How ‘Bout Them Commercials

And what about sponsors’ marketing tactics (ads, commercials, etc)? That’s a whole different thing when the focus is on the spectator and not the athlete.

When you watch a football game on TV, who are the sponsors? Banks, potato chips, cars, computers, soft drinks, beer and, my favorite, Quaker Oats. This is just a small fraction of the sponsors, but none actually cater to the football athletes. Where are the ads for Wilson brand footballs and Fanatics brand jerseys? No where. It doesn’t make sense for that kind of fan base.

On the other hand, fans of triathlon are bombarded with ads for bicycles, running shoes, GPS watches, nutrition products and a whole host of cool stuff for training and racing (I still want to get a pair of FORM goggles). IRONMAN events used to be sponsored by the likes of Ford Motors, Nautilus, Gatorade and Bud Lite, but they’ve been replaced by Roka swimwear, Hoka shoes and Ventum bikes: all three catering to the athlete fans of the sport.

Closing Words

Maybe a heavier focus on spectatorship will have no negative impacts on us age-groupers. But I leave this post with one last thought.

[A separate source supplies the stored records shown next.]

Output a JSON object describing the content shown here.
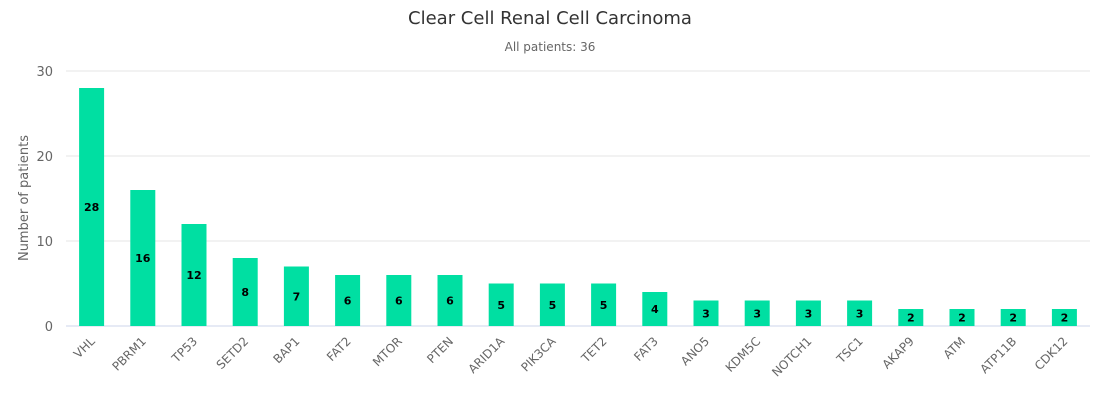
{
  "chart_data": {
    "type": "bar",
    "title": "Clear Cell Renal Cell Carcinoma",
    "subtitle": "All patients: 36",
    "xlabel": "",
    "ylabel": "Number of patients",
    "ylim": [
      0,
      30
    ],
    "yticks": [
      0,
      10,
      20,
      30
    ],
    "grid": true,
    "legend": "none",
    "bar_color": "#00dfa2",
    "categories": [
      "VHL",
      "PBRM1",
      "TP53",
      "SETD2",
      "BAP1",
      "FAT2",
      "MTOR",
      "PTEN",
      "ARID1A",
      "PIK3CA",
      "TET2",
      "FAT3",
      "ANO5",
      "KDM5C",
      "NOTCH1",
      "TSC1",
      "AKAP9",
      "ATM",
      "ATP11B",
      "CDK12"
    ],
    "values": [
      28,
      16,
      12,
      8,
      7,
      6,
      6,
      6,
      5,
      5,
      5,
      4,
      3,
      3,
      3,
      3,
      2,
      2,
      2,
      2
    ]
  }
}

You can spend several hundred dollars on a ticket to watch athletes beat the crap out of each other at a hockey game. Or you can spend several hundred dollars to beat the crap out of yourself in a triathlon. The difference, however, is that after a triathlon, you feel like you’ve accomplished something great. And if the triathlon is well produced, you will feel like a rockstar. For that moment in time, you are the rockstar… maybe not to the level of Scott Tinley, but a rockstar nonetheless.

References   [ + ]

1. Tinley, S. 1995. Finding the Wheel’s Hub. The Trimarket Co., PaloAlto, CA. p56.
2. https://spark.adobe.com/page/HbSnRkzfa5ThF/. FAQ. “What is the Collins Cup”
3. Triathlontaren.com/pto. 2020. Interview with Professional Triathletes Organization CEO, Sam Renouf.